Título: Relação EUA-China será marcada pelo confronto, dizem analistas
Autor: Trevisan, Cláudia
Fonte: O Estado de São Paulo, 07/02/2010, Internacional, p. A12

Tibete, Taiwan e disputas comerciais são alguns dos temas que colocam Washington e Pequim em rota de colisão

Os recentes confrontos entre EUA e China marcam uma mudança no relacionamento bilateral, que deverá ser mais conflituoso em razão da autoconfiança adquirida por Pequim depois da crise econômica mundial e da posição mais agressiva do presidente americano, Barack Obama, em relação a questões caras ao Partido Democrata, como a defesa dos direitos humanos e a pressão pela valorização do yuan.

Protagonistas da que é considerada a mais importante relação bilateral do século 21, China e EUA começaram o ano com uma série de divergências em torno de temas que consideram cruciais. Washington anunciou a venda de US$ 6,4 bilhões em armas para Taiwan e confirmou que Obama se encontrará com o dalai-lama ainda este mês. Pequim acabou com a ilusão dos americanos de que apoiaria sanções contra o Irã e reafirmou sua posição contrária à medida.

Yan Xuetong, diretor do Instituto de Estudos Internacionais da Universidade Tsinghua e um dos mais influentes intelectuais chineses, acredita que a relação entre os dois países passará a ser definida pelas divergências. "Nenhuma relação bilateral é tão importante como a da China com os EUA. Mas isso não significa que eles têm de ser parceiros. A relação será definida pelo conflito e isso a deixará ainda mais importante", disse em entrevista ao Estado.

"O fortalecimento do poder relativo da China, em razão da crise econômica global que nocauteou os EUA, é um elemento fundamental para a compreensão do novo cenário", ressaltou Wang Yong, professor da Escola de Estudos Internacionais e diretor do Centro para Política Econômica Internacional, ambos da Universidade de Pequim. "Houve uma mudança na realidade política e econômica internacional, com o declínio dos EUA. A China está em uma posição mais forte agora."

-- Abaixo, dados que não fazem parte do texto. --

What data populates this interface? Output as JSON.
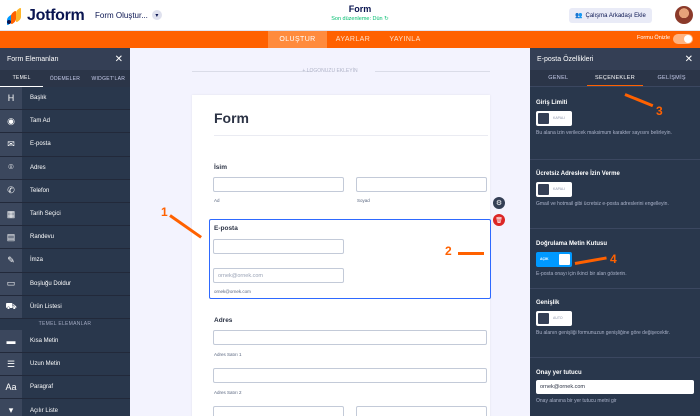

A assertividade de Pequim ficou evidente em sua reação ao anúncio da venda de armas a Taiwan, na semana passada. Em resposta, a China afirmou que suspenderia a cooperação militar com os EUA e imporia sanções econômicas às empresas envolvidas na operação, entre as quais estão Boeing, Raytheon, Lockheed Martin e United Technologies.

Foi a primeira vez que a reação de Pequim à venda de armas - que ocorre há décadas - foi além de declarações indignadas. Mas, para Yan Xuetong, a resposta foi moderada. "A China não chamou seu embaixador nos EUA nem fixou o valor das sanções econômicas, que, a meu ver, deveriam ser do mesmo montante dos US$ 6,4 bilhões de armas vendidas."

Segundo o professor, o alto valor do contrato é outro fator que motivou a reação chinesa. Essa é uma das maiores vendas de armas dos EUA para Taiwan desde 1990. O montante é semelhante aos US$ 6,46 bilhões vendidos em 2008, no último ano do governo George W. Bush, e só fica abaixo dos US$ 7,71 bilhões registrados em 1993, penúltimo ano de George Bush pai.

No período de 1990 a 2008, os EUA venderam a Taiwan US$ 31,3 bilhões em armas. Depois de 1992 e 2008, o maior valor foi registrado em 2007: US$ 3,72 bilhões. Nos outros 13 anos em que houve vendas de armas à ilha, desde 1990, os valores nunca chegaram a US$ 2 bilhões, com exceção de 1993 (US$ 2,18 bilhões).

Para os chineses, o apoio americano a Taiwan faz parte de um esforço para conter a expansão da China, além de ser uma interferência em seus assuntos internos.

SEPARATISTA

O mesmo raciocínio se aplica ao Tibete. Aos olhos de Pequim, o dalai-lama, com quem Obama se encontrará, não é o líder religioso dos tibetanos, mas o comandante de um movimento separatista que quer dividir e enfraquecer a China.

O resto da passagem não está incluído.